Home / Fulltext Opinions / Virginia Court of Appeals / McDONALD v. COMMONWEALTH

McDONALD v. COMMONWEALTH


NOTICE: The opinions posted here are
subject to formal revision. If you find a typographical error or
other formal error, please notify the Virginia Court of Appeals.


MCDONALD

v.

COMMONWEALTH


COURT OF APPEALS OF VIRGINIA


Present: Judges Humphreys, Clements and Agee
Argued at Richmond, Virginia
Record No. 1853-01-2
JOSEPH ISAAC McDONALD


v.


COMMONWEALTH OF VIRGINIA
MEMORANDUM OPINION*[1] BY JUDGE JEAN HARRISON CLEMENTS
OCTOBER 22, 2002


FROM THE CIRCUIT COURT OF THE CITY OF RICHMOND

Thomas N. Nance, Judge

Craig W. Stallard, Assistant Public Defender (Office of the Public Defender, on brief), for appellant.

Virginia B. Theisen, Assistant Attorney General (Jerry W. Kilgore, Attorney General, on brief), for appellee.

Joseph Isaac McDonald was indicted and convicted in a jury trial of two counts of robbery, in violation of Code ??18.2-58, and two counts of use of a firearm in the commission of robbery, in violation of Code ??18.2-53.1. The sole issue on appeal is whether the trial court erred in not permitting McDonald to examine the prospective jurors during voir dire with respect to the specific sentencing ranges for the charged offenses. Finding no error, we affirm the convictions.

As the parties are fully conversant with the record in this case and because this memorandum opinion carries no precedential value, this opinion recites only those facts and incidents of the proceedings as necessary to the parties’ understanding of the disposition of this appeal.

During voir dire, McDonald sought to inform the members of the jury panel of the specific statutory range of punishment for each of the charged offenses. Ruling that such information was “not relevant at this point in the case,” the trial court refused to permit McDonald to discuss the specific sentencing ranges. The trial court did, however, permit McDonald to inquire generally about the prospective jurors’ ability to consider the full range of potential punishment.

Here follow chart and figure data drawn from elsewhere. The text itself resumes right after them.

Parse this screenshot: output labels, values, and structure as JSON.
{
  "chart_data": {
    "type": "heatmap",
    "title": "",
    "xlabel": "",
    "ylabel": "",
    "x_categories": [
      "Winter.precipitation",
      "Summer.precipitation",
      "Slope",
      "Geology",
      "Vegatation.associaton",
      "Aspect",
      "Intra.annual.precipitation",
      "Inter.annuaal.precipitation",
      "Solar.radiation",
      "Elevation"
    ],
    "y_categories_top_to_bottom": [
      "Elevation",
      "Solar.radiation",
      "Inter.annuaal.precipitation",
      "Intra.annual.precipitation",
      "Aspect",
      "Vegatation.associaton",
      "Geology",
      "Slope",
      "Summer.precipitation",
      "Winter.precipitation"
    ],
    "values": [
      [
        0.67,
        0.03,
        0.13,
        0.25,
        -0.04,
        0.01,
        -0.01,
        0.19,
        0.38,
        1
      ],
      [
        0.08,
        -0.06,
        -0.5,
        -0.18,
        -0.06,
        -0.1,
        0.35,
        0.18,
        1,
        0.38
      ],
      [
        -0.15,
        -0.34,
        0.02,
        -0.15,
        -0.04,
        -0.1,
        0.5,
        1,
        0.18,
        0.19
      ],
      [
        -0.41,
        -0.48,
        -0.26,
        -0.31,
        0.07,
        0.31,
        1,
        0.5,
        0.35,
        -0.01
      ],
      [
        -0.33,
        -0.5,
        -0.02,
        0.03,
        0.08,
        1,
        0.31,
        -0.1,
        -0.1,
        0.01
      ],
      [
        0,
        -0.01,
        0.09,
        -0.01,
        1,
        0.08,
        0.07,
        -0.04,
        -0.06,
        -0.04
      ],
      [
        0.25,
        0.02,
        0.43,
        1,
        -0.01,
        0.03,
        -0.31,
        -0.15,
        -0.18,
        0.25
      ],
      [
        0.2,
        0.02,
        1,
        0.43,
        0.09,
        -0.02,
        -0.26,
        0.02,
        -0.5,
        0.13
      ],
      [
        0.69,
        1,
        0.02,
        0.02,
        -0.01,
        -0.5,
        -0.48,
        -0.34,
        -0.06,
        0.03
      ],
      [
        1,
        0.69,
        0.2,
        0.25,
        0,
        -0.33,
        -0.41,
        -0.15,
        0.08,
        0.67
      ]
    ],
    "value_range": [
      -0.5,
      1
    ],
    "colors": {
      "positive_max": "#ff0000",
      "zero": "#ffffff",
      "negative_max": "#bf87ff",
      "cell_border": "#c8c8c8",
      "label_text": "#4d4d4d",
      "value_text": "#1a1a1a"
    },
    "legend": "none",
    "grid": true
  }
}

McDonald contends the trial court’s refusal to permit him to examine the prospective jurors with respect to the specific penalty ranges denied him the opportunity to determine their impartiality on the question of punishment. Thus, he concludes, his constitutional and statutory rights to an impartial jury were denied.

During the pendency of this appeal, the Supreme Court issued its opinion in Commonwealth v. Hill, 264 Va. 315, 568 S.E.2d 673 (2002), which is fully dispositive of the instant case. The Court held in Hill that

neither the defendant nor the Commonwealth in a non-capital criminal prosecution has a constitutional or statutory right to ask the members of a jury panel questions about the range of punishment that may be imposed upon a defendant if he is ultimately convicted of the crimes charged or of lesser included offenses.

Id. at 320, 568 S.E.2d at ___.

Thus, because the case before us is not a capital case, we hold the trial court did not err in not permitting McDonald to examine the members of the jury panel during voir dire about the specific sentencing ranges for the charged offenses. Accordingly, we affirm McDonald’s convictions.

Affirmed.


FOOTNOTES:

[1]* Pursuant to Code ??17.1-413, this opinion is not designated for publication.